Daudet s’oriente alors dans une nouvelle voie et devient un romancier des moeurs contemporaines. Son premier roman réaliste, Fromont jeune et Risler aîné, triomphe en 1874. Il peint ensuite les malchanceux (Jack, 1876); les puissants du jour (Le Nabab, 1877); les souverains déchus (Les Rois en exil, 1879); les politiciens (Numa Roumestan, 1881); il dénonce les méfaits du fanatisme religieux (L’Évangéliste, 1883), décrit les coulisses de l’Académie (L’Immortel, 1890) et mêle à l’observation sociale des souvenirs de jeunesse (Sapho, 1884). Il reçoit ses amis dans sa propriété de Champrosay et guide quelques jeunes écrivains qui le saluent comme un maître; mais il meurt, en 1897, d’une maladie de la moelle épinière.

Le talent de Daudet

Daudet emprunte à l’observation la matière de ses oeuvres. Il enregistre sur ses “carnets” de petits faits significatifs, qu’il transpose dans ses contes ou dans ses romans de manière à donner la sensation directe de la réalité.
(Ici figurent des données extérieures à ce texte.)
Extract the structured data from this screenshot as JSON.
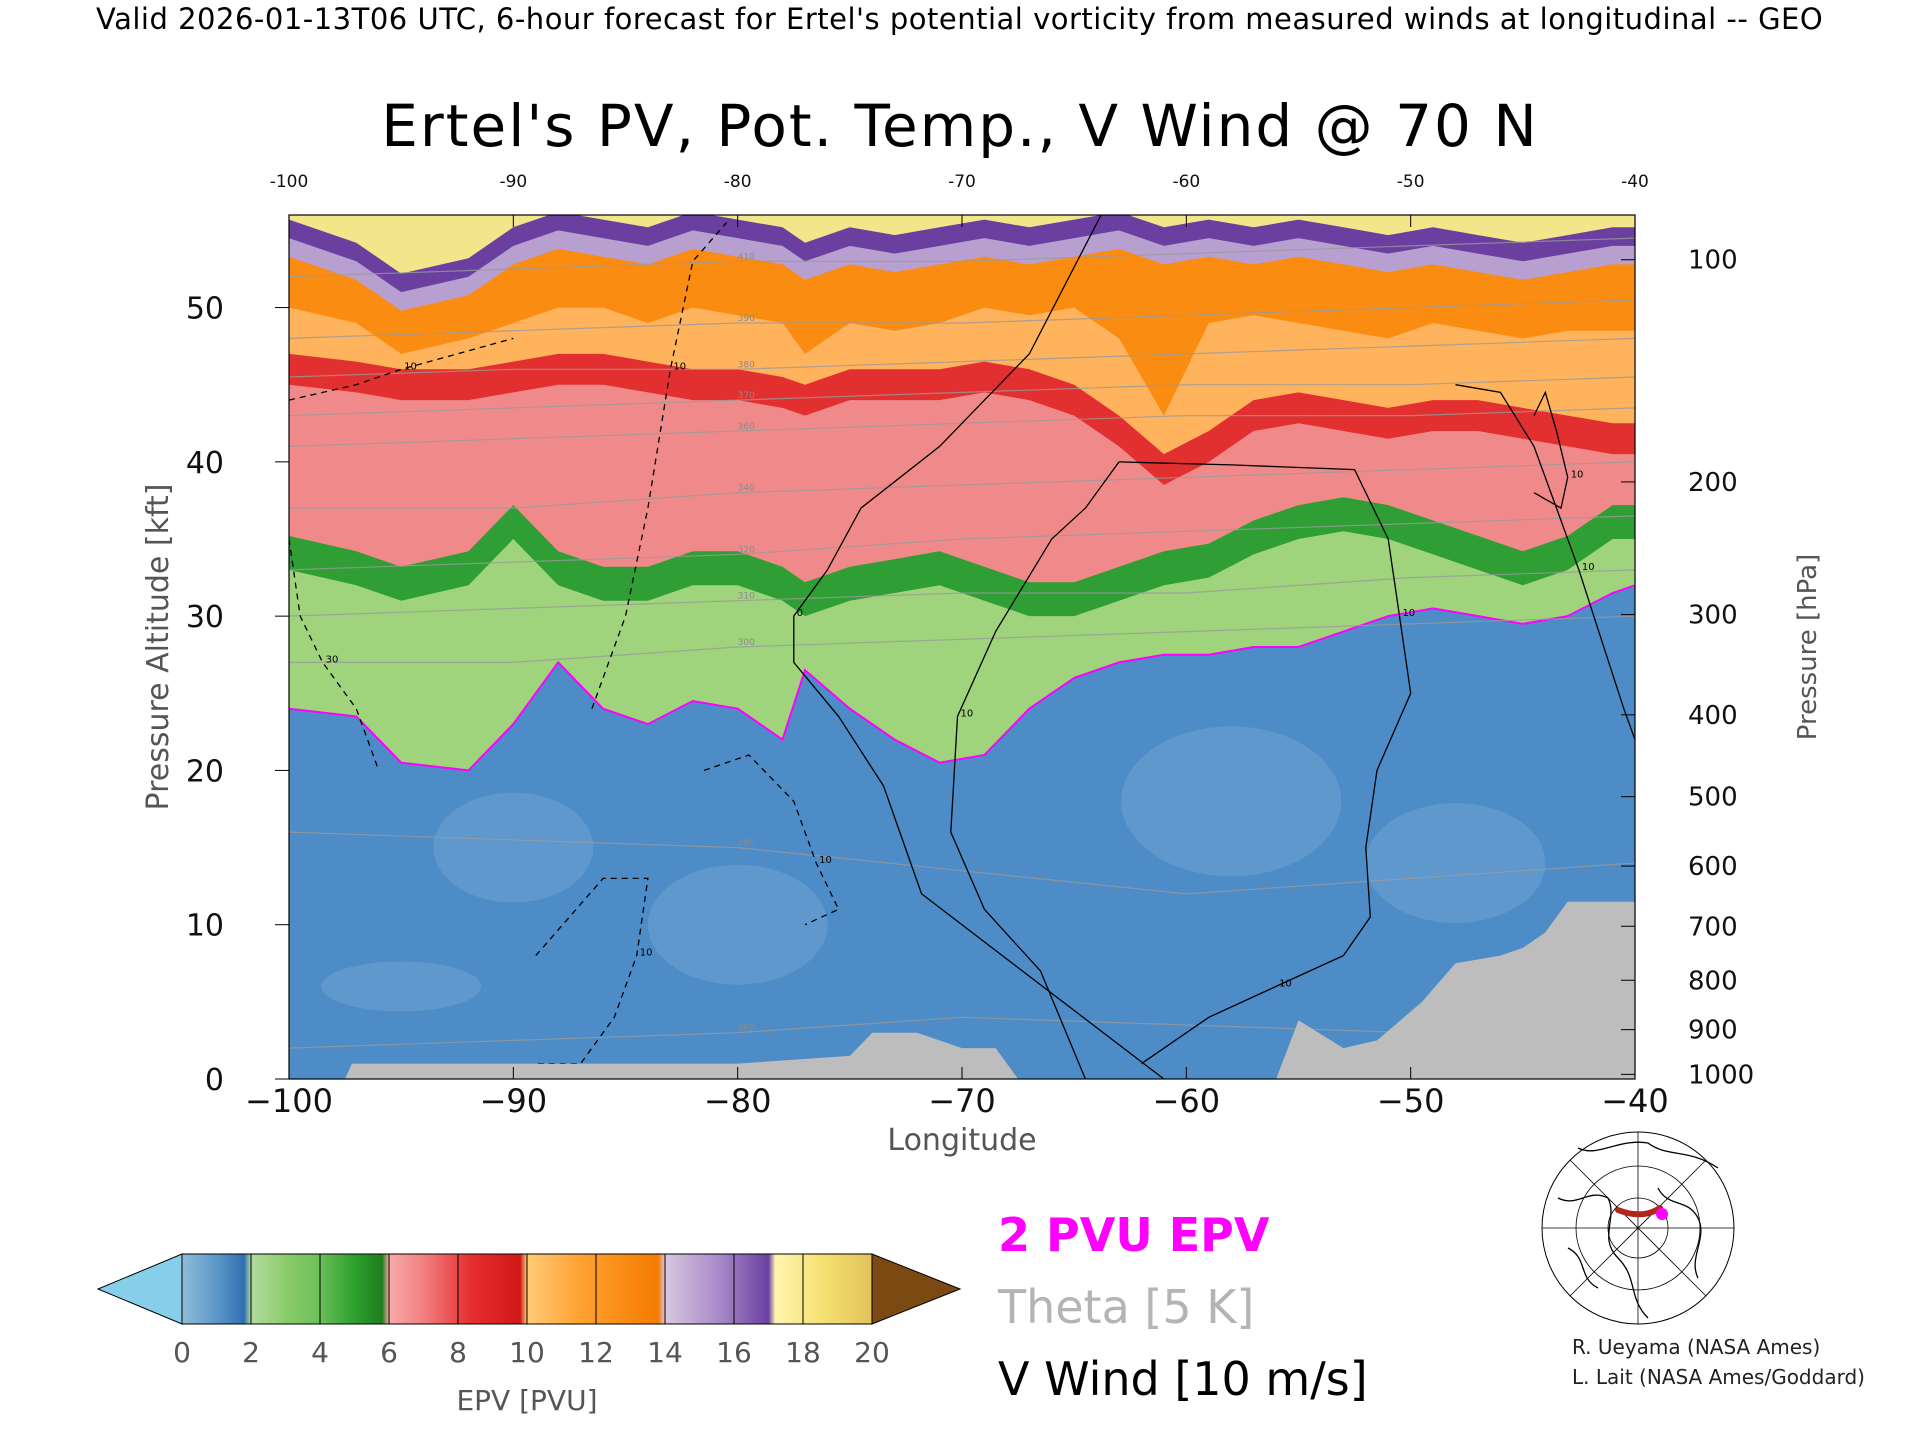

Comme les naturalistes, il peint l’humanité contemporaine dans son train de vie quotidien; et il s’intéresse aux humbles: enfants malheureux (Le Petit Chose, Jack); dévoyés et ratés (Fromont jeune et Risler aîné); ouvriers et artisans des faubourgs.

Mais Daudet possède une âme sensible de poète. Il est toujours demeuré à l’écart du groupe de Médan, dont il réprouve les prétentions scientifiques et le pessimisme desséchant. Sans fermer les yeux aux misères ou aux bassesses de la société, il voudrait être un “marchand de bonheur”: aussi cherche-t-il, même dans les existences médiocres, des trésors de bonté ou de dévouement. Tout vit et vibre sous sa plume. Son style enfin, aisé, lumineux, mais parfois aussi nerveux et fébrile, nourri des sucs provençaux, exerce sa séduction sur les gens simples comme sur les lecteurs raffinés.